Kayıt parasını bağışı kitabına uydurdular. Geçen eğitim-öğretim yılının ikinci döneminde virüs salgını sebebiyle uzaktan eğitime geçilince bu sene okulların açılıp açılmayacağı merak ediliyor. Millî Eğitim Bakanlığı, yüz yüze eğitim için 31 Ağustos’u işaret etti; ancak o tarih geldiğinde ilk zilin çalıp çalmayacağı netlik kazanmadı. Bu gelişmeler ışığında yaz aylarının sonuna yaklaşırken velilerin kayıt telaşı da başladı.
İlkokula başlayan ya da ortaokula geçen öğrencilerin gidecekleri okul için “e-Okul” sayfasından sorgulama yapılacak. Lise için de LGS sonuçları bekleniyordu, bu da önceki gün açıklandı.
Bakanlık, kayıt için velilerden ‘zorunlu bağış’ almayı kesinlikle yasakladı. Ancak, isteyen veliler makbuz karşılığında gönüllerinden kopan miktarı verebiliyor.
Bağış almakta ısrarcı olan okul yönetimleri ise her geçen gün farklı yollar keşfediyor.
İstanbul Kartal’da bir ortaokula kayıt için giden veliler, idare tarafından ön kayıtları alındıktan sonra anlaşmalı oldukları bir kırtasiyeye yönlendiriliyor.
Aileye, kırtasiyedeki bir yetkilinin ismi veriliyor. Kendisine kitap bedelinin nakit ya da kartla ödenmesi şartı sunuluyor. Ardından alınacak makbuzun okula getirilmesi isteniyor.
Oysa ilk ve ortaokulların ders kitapları devlet tarafından yıllardır ücretsiz olarak dağıtılıyor.

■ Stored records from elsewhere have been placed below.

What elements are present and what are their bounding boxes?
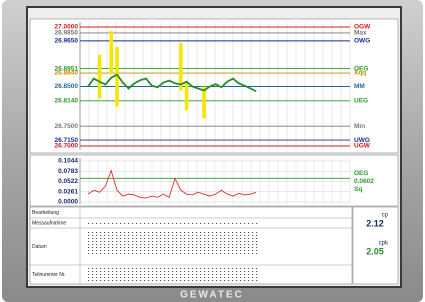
row-label: Bearbeitung	[32, 210, 59, 216]
row-label: Teilnummer Nr.	[32, 272, 66, 278]
limit-name: Max	[354, 30, 367, 37]
limit-name: Min	[354, 123, 365, 130]
xbar-panel	[30, 19, 398, 153]
limit-name: UGW	[354, 143, 371, 150]
stat-value: 2.05	[366, 246, 384, 256]
stat-value: 2.12	[366, 218, 384, 228]
range-bar	[98, 55, 102, 99]
limit-name: UEG	[354, 97, 368, 104]
limit-value: 26.9650	[55, 38, 79, 45]
row-entries	[88, 231, 258, 255]
range-bar	[185, 83, 189, 111]
brand: GEWATEC	[180, 290, 244, 301]
y-tick-label: 0.0000	[58, 199, 78, 206]
limit-value: 26.9850	[55, 30, 79, 37]
y-tick-label: 0.0261	[58, 188, 78, 195]
s-name: Sq	[354, 186, 362, 193]
y-tick-label: 0.0522	[58, 178, 78, 185]
limit-value: 0.0602	[354, 178, 374, 185]
limit-value: 26.8140	[55, 97, 79, 104]
y-tick-label: 0.1044	[58, 158, 78, 165]
monitor: GEWATEC 27.0000OGW26.9850Max26.9650OWG26…	[0, 0, 425, 302]
limit-value: 26.7000	[55, 143, 79, 150]
limit-name: OEG	[354, 170, 368, 177]
limit-value: 26.8840	[55, 70, 79, 77]
range-bar	[109, 31, 113, 75]
limit-value: 26.8500	[55, 83, 79, 90]
y-tick-label: 0.0783	[58, 168, 78, 175]
limit-name: MM	[354, 83, 365, 90]
limit-name: OWG	[354, 38, 370, 45]
row-entries	[88, 268, 258, 281]
limit-name: Xqq	[354, 70, 366, 77]
row-label: Datum	[32, 244, 47, 250]
row-entries	[88, 221, 258, 225]
s-panel	[30, 155, 398, 206]
limit-value: 26.7500	[55, 123, 79, 130]
row-label: Messaufnahme	[32, 220, 66, 226]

Bir kitap, bir sözlük ve online yabancı dil eğitimi için verilen bir kod için talep edilen rakam, peşin ödeme için 2 bin lira… Kartla ödemek isterseniz tutar 2 bin 200 liraya yükseliyor. Bazı kredi kartları için yine vade farkı alarak üç taksit imkânı da sunuyorlar. Parayı ödeyen veliler, kesin kayıt için makbuzu teslim etmeye gittiklerinde “Okullar açılmaz ve uzaktan eğitim devam ederse verdiğimiz paralar ne olacak?” diye soruyor. Okul idaresinden aldıkları cevap “Kitaplarda yıpranma olmadığı takdirde bin 500 lira size iade edilebilir…” Bu cevap bile kırtasiye ile okul yönetimi arasındaki organik bağı ispatlamaya yeterli.

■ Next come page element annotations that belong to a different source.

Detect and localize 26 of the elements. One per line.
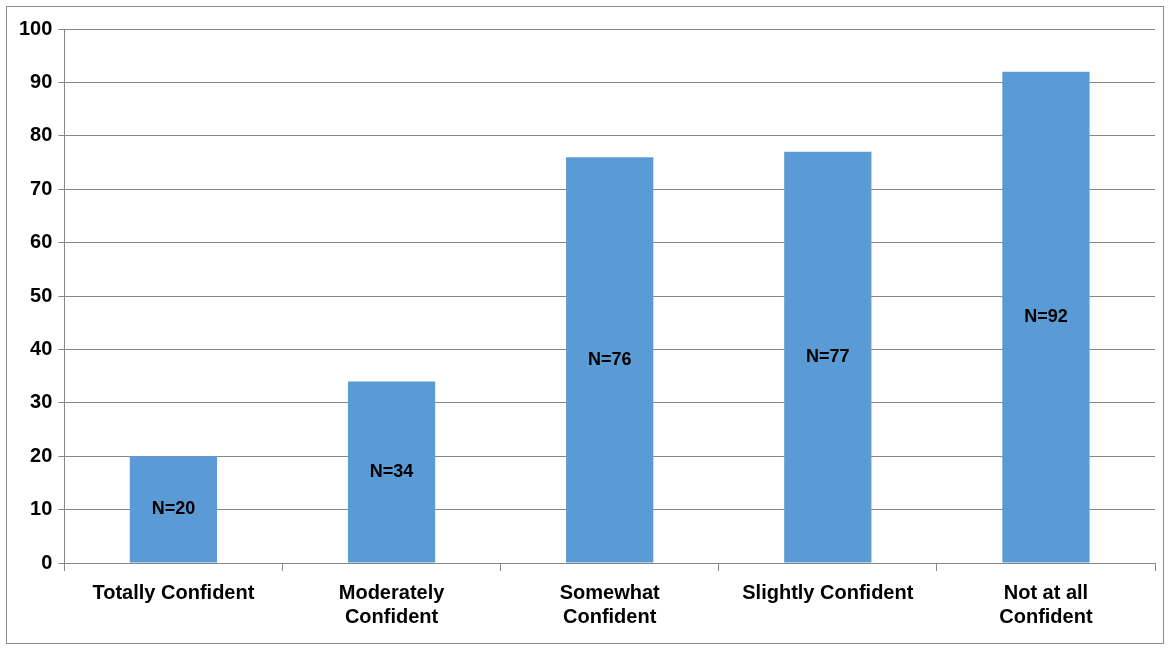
bar — [129, 456, 218, 563]
data-label: N=76 — [587, 348, 632, 369]
data-label: N=20 — [151, 498, 196, 519]
y-tick-label: 70 — [30, 176, 53, 199]
data-label: N=77 — [806, 346, 850, 367]
x-tick-label: Somewhat Confident — [559, 580, 661, 627]
data-label: N=92 — [1024, 306, 1068, 327]
x-tick-label: Not at all Confident — [999, 580, 1093, 627]
y-tick-label: 80 — [30, 123, 53, 146]
y-tick-label: 0 — [41, 550, 53, 573]
bar — [347, 381, 436, 563]
y-tick-label: 60 — [30, 230, 53, 253]
y-tick-label: 40 — [30, 336, 53, 359]
x-tick-label: Totally Confident — [92, 580, 255, 603]
x-tick-label: Moderately Confident — [338, 580, 446, 627]
y-tick-label: 100 — [18, 16, 53, 39]
y-tick-label: 50 — [30, 283, 53, 306]
x-tick-label: Slightly Confident — [742, 580, 914, 603]
y-tick-label: 90 — [30, 69, 53, 92]
bar — [784, 151, 872, 563]
bar — [566, 157, 654, 563]
y-tick-label: 30 — [30, 390, 53, 413]
y-tick-label: 10 — [30, 497, 53, 520]
bar — [1002, 71, 1090, 563]
y-tick-label: 20 — [30, 443, 53, 466]
data-label: N=34 — [369, 460, 414, 481]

Kitapları alıp, parayı ödemekle de işiniz bitmiyor
Makbuzu götürdüğünüzde bu defa, temizlik gibi giderler ve bazı ihtiyaçları karşılamak üzere okul aile birliğinin ‘yeni bağış’ talebiyle karşılaşıyorsunuz. Bağış için bir de alt limit belirlenmiş, en az 400 lira olmak zorunda. Neredeyse bir aylık asgari ücreti kitap parası olarak ödeyen veliler elbette bu yeni talebe isyan ediyor. Yüz yüze eğitimin başlayacağı bile net değilken çocuklarının geleceği için bütçesini zorlayıp ödeme yapan aileler “Yetkililer artık bu bağış soygununa el atsın. Bazı veliler aynı yıl birden fazla çocuğunu ilk ya da ortaokula kaydettiriyor. Bizden istenen paraları ödemek için birikimlerimizi veriyoruz. Çocuklarımız için bu sıkıntıya katlanıyoruz” diyor.
ÖĞRETMEN SEÇMEK EN AZ ÜÇ BİN LİRA
Kayıtta tek sıkıntı bu değil… Çocuğunuzun ilkokula kaydını yaptırmayı başardınız. O okulda birkaç öğretmenin ismi ‘çok iyi’ diye ön plana çıktıysa ve siz de çocuğunuzun o öğretmenin sınıfında olmasını istiyorsanız, elinizi tekrar cebinize atmanız gerekiyor. Çünkü okul idaresi “Çocuğu o öğretmenin sınıfına kaydederiz. Ancak bunun da bir bedeli var… İki-üç bin lira daha ödeyeceksiniz. Yoksa bizim belirlediğimiz sınıfa kaydolur” cevabını veriyor.